Lead author Steven Fowler said it was clear from the data that regional properties have experienced a much higher average price growth compared to metropolitan properties across the two time periods.
“The pandemic showed us just how quickly demand for housing can change, with a shift to home buyers wanting to escape metropolitan areas; to larger homes and more private space; and to work from home in lifestyle locations,” he said.
However, Rowley believes we are now shifting back towards pre-pandemic patterns of demand.
“While COVID drove some permanent changes, such as working from home opportunities for many, and a surge in regional house prices, the market appears to be returning to pre-pandemic patterns with location and affordability the key drivers.

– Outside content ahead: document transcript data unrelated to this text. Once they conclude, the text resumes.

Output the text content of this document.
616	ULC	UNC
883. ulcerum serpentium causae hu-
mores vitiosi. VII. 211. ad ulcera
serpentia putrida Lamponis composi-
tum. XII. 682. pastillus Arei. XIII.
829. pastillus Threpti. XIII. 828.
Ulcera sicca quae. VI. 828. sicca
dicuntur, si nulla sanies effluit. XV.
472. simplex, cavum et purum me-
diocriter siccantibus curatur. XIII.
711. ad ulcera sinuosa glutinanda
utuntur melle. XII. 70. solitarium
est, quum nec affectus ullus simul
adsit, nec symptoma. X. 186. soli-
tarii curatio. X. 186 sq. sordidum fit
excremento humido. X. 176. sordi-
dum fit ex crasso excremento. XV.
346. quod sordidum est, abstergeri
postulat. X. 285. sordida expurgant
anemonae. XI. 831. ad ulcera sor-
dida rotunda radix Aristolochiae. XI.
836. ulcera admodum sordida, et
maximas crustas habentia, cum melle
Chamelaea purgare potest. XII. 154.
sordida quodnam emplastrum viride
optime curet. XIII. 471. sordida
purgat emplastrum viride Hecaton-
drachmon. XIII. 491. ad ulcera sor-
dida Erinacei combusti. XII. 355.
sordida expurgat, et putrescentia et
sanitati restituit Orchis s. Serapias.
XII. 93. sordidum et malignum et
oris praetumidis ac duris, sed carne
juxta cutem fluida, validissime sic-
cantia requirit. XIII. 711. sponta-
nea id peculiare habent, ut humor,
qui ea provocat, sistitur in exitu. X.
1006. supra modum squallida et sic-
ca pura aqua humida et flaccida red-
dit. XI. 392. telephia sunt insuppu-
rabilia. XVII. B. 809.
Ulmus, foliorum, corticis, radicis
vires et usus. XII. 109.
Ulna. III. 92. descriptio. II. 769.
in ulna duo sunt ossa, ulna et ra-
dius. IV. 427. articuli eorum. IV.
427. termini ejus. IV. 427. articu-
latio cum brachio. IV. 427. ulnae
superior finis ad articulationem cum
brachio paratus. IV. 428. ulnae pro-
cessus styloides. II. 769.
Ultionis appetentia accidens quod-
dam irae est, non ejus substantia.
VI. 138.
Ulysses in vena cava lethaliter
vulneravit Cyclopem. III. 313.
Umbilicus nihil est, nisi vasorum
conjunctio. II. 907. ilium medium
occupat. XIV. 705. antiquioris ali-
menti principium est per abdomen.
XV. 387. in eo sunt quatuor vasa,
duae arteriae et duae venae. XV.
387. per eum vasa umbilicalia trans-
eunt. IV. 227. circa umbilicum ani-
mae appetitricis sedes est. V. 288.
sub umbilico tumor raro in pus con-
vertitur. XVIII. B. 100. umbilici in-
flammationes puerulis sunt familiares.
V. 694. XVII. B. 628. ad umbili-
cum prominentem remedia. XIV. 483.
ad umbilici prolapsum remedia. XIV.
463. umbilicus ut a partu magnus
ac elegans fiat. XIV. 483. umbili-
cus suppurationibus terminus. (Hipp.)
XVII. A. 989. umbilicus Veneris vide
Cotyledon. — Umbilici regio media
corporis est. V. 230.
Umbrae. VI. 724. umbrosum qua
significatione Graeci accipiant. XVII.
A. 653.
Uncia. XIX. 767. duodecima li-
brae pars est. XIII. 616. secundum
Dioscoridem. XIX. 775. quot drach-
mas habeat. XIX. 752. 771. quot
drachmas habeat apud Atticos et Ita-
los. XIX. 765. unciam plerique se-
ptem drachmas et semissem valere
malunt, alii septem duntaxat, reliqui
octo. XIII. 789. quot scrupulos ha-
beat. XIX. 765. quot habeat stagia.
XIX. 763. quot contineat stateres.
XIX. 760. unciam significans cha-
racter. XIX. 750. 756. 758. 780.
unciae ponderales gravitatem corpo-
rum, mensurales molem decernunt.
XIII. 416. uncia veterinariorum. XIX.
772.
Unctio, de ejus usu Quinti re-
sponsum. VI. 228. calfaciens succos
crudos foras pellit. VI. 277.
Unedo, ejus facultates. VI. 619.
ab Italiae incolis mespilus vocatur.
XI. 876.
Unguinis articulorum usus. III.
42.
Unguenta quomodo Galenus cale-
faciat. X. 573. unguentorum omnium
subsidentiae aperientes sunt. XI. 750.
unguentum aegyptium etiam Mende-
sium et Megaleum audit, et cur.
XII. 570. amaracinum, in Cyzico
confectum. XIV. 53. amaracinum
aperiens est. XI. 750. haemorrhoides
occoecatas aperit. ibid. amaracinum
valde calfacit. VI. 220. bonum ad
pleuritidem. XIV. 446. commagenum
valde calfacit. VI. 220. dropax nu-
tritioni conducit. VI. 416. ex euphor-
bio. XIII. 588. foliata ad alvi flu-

“Interest rate rises have played a key part in this with the cost of buying having risen sharply while tight rental markets across the country have limited household movements”.
Rowley added the increase in building costs, combined with construction delays, had led to an increased demand for established dwellings which had led to a vicious cycle of housing scarcity.
“Owners of existing properties are reluctant to sell as there is a lack of options to buy and a very tight rental market means renting in between selling and buying a dwelling is difficult,” he said.
“The lack of new supply and strong population growth means upward pressure on both prices and rents – not good news for potential purchasers or anyone in the rental market”.
Fowler attributed the growth in house prices around Geraldton and Esperance to COVID-19 stimulus and population movements.
“Price growth on the urban periphery is likely due to incentives for first home buyers and population movements while in the South West and Esperance is due to lifestyle choices,” he said.